Tuesday, November 27, 2007

Gathering of the greens


The Thanksgiving trip reaped its own bounty of garden treasures. While taking in the plantings around our condo, I noticed that the striped yucca was sending out pups into the lawn which were being routinely mowed down. So I dug up and brought back 6 of the chopped off plants, another variety for my front bed.
This one is giant starburst shape. In a few years, my front bed will be a health hazard of spikes, if not a burglar deterrent.
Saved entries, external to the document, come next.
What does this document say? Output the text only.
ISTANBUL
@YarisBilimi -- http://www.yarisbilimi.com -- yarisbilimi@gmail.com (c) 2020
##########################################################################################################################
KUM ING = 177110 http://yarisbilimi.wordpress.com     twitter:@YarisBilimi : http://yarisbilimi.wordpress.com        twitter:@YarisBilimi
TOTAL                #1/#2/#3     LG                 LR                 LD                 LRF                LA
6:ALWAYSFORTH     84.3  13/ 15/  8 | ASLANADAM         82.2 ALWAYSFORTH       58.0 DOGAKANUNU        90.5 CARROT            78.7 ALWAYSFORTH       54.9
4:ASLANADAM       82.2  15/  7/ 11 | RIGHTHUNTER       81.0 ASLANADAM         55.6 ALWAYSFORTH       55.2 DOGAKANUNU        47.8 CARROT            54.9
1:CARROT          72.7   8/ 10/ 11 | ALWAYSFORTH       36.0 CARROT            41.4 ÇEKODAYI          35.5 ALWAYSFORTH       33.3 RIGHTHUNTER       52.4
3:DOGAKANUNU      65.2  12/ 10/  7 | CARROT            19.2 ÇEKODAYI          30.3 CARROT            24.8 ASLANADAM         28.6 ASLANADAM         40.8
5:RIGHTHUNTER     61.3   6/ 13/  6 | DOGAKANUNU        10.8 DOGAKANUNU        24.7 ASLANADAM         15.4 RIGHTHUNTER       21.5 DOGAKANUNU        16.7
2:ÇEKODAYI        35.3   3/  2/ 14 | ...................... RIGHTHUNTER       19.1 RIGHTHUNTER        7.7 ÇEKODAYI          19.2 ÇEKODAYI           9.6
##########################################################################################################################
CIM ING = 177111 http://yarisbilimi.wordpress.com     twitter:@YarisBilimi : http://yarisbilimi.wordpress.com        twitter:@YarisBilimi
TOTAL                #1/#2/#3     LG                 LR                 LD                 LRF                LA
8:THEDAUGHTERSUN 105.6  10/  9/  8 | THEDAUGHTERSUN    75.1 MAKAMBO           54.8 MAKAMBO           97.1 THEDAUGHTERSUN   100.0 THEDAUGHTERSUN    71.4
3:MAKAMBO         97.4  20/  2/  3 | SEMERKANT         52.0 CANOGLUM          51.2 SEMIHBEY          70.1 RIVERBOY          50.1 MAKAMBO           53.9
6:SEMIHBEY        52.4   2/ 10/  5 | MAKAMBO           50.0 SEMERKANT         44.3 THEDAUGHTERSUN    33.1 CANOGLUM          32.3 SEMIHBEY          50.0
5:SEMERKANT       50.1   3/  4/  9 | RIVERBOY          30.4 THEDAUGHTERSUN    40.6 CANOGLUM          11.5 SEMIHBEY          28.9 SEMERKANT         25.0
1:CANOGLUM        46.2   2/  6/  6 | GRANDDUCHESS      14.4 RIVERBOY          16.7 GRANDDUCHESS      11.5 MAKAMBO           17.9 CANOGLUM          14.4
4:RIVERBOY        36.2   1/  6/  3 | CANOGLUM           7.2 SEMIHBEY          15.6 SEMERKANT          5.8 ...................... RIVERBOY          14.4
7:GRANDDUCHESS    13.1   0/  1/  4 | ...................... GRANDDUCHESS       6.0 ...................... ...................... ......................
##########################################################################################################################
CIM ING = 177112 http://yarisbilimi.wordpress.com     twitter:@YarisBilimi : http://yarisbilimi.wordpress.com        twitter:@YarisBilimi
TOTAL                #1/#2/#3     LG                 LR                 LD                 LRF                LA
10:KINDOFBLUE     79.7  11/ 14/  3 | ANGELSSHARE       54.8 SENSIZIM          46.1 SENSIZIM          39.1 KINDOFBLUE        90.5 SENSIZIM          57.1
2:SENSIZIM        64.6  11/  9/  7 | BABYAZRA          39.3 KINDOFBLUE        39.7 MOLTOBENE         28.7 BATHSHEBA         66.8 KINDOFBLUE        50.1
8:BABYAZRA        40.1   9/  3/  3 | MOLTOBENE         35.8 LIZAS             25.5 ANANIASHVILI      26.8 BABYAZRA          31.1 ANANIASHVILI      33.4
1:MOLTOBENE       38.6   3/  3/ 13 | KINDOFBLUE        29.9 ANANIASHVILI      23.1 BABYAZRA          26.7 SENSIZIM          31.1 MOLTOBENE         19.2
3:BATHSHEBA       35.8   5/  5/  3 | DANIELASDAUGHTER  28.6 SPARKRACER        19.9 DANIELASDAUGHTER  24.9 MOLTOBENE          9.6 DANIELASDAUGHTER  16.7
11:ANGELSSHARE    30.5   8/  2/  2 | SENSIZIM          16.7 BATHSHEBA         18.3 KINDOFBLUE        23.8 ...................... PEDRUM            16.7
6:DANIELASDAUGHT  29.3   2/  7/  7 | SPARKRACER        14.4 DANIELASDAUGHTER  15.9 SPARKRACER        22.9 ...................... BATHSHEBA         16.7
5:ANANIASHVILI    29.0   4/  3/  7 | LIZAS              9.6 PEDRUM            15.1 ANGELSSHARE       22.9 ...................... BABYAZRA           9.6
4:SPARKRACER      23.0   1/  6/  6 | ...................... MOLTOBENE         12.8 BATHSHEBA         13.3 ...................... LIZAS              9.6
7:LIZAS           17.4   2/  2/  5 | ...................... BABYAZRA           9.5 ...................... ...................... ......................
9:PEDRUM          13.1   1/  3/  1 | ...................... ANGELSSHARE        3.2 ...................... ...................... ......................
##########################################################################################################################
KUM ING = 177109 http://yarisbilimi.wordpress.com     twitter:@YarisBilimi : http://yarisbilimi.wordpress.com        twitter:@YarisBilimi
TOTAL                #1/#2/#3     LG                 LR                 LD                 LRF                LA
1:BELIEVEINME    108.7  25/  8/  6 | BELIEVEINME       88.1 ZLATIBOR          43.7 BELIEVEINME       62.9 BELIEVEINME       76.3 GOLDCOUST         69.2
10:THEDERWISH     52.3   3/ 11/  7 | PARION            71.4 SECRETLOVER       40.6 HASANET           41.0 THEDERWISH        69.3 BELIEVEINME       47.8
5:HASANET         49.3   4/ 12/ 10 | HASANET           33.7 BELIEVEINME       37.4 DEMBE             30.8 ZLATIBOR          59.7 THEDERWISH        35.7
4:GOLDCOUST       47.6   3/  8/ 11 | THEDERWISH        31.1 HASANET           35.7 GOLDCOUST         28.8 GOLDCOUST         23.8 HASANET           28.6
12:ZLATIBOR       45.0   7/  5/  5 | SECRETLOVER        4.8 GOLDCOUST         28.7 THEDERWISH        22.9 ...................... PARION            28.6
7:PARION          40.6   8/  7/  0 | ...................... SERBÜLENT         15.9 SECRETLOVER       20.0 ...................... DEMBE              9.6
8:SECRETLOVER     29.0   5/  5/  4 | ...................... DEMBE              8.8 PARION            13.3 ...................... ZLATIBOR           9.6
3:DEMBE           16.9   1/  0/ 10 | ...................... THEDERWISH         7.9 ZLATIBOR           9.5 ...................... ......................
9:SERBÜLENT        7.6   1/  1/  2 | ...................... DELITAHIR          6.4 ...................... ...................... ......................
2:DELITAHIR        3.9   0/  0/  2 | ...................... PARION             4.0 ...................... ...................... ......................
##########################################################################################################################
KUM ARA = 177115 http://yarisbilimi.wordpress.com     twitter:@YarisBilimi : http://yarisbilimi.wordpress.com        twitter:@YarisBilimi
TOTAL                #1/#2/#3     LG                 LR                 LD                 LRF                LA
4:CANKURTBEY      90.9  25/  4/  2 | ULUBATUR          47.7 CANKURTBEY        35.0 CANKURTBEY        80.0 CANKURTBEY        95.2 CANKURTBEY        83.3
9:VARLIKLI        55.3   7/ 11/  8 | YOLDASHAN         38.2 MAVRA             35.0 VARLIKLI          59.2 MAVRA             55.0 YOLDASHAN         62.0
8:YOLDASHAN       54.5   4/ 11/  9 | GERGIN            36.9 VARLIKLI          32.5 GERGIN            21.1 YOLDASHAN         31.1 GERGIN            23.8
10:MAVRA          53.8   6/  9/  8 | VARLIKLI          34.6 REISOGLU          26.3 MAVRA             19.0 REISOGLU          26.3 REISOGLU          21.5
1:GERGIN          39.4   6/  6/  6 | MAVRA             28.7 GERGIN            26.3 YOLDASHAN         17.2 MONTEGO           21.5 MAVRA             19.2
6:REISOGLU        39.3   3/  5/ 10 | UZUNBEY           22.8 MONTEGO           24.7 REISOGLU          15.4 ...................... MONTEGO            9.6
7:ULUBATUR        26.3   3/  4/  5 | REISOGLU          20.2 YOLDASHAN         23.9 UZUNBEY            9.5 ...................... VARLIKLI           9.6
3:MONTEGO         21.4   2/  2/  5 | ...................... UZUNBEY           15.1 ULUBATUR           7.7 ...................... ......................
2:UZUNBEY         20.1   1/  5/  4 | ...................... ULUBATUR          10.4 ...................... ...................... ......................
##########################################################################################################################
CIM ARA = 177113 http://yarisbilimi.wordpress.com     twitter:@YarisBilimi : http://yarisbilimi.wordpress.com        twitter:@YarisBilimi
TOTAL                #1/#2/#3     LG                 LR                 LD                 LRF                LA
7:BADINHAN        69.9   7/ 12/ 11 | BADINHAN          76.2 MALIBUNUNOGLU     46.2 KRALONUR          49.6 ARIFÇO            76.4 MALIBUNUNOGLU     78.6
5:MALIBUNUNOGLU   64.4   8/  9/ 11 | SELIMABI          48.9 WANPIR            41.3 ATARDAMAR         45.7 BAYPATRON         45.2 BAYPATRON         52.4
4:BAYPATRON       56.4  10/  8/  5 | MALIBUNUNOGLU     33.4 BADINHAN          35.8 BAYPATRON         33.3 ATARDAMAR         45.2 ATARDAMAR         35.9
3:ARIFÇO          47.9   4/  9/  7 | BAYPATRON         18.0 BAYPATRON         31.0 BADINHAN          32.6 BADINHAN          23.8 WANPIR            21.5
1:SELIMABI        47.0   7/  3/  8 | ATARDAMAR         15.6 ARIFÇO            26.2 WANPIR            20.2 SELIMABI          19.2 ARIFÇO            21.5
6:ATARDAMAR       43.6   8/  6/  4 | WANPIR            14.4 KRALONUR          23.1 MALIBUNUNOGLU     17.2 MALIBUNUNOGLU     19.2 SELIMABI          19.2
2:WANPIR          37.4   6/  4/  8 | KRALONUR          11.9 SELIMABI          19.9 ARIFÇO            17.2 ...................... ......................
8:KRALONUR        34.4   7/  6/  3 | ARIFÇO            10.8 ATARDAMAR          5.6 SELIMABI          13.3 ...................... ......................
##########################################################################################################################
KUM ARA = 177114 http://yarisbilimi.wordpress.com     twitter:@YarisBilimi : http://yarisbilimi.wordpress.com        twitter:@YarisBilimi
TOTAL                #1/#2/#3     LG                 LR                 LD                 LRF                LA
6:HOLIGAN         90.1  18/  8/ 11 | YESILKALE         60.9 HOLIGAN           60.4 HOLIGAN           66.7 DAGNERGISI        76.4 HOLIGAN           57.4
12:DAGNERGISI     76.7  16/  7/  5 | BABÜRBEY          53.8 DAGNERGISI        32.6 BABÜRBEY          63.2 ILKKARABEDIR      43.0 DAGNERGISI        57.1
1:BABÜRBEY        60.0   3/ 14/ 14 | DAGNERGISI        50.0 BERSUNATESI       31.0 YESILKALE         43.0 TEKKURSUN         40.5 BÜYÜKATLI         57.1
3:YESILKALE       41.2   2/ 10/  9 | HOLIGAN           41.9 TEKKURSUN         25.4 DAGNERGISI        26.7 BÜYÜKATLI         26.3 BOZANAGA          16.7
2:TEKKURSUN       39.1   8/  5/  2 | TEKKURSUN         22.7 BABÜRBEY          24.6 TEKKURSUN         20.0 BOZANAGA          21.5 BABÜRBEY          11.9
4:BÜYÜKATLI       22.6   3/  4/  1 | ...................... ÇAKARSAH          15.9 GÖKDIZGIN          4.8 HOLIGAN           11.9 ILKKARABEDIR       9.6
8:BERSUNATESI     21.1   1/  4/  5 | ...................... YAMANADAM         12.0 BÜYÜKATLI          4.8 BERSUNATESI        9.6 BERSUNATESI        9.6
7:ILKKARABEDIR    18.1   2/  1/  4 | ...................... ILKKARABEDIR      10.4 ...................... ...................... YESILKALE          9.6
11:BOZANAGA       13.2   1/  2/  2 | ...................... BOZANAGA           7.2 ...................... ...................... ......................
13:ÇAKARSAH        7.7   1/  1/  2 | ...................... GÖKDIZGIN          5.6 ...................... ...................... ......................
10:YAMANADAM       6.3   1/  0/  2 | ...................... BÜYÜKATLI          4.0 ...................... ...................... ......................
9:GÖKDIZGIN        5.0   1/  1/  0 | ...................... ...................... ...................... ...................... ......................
Then in Luling, we stopped at Castros, one of two fabulously funky and idiosyncratic fruit & vegetable stands that do business directly across the street from each other, selling produce, plants, and pots. This summer I bought a Knockout Rose for $15 in Luling, cheaper than I have seen them in Austin. This weekend they were $7, so I bought two more. I don't know where I'm going to put them.

Sunday, November 4, 2007

Daylight Annoying Time


In preparation for the new front bed, I bought 3 Iceberg roses today. I decided to bail on putting in Knockout roses, despite their wonderful qualities, I just don't want that screaming magenta going on out front.
The Iceberg seems to be universally considered the best, most disease-resistant white shrub rose. It looks gorgeous that's for sure and also smells great, which Knockout doesn't. Here are my pots sitting in the back awaiting their debut. I've placed them along side their soon-to-be BFFs, the blue-gray spineless prickly pear.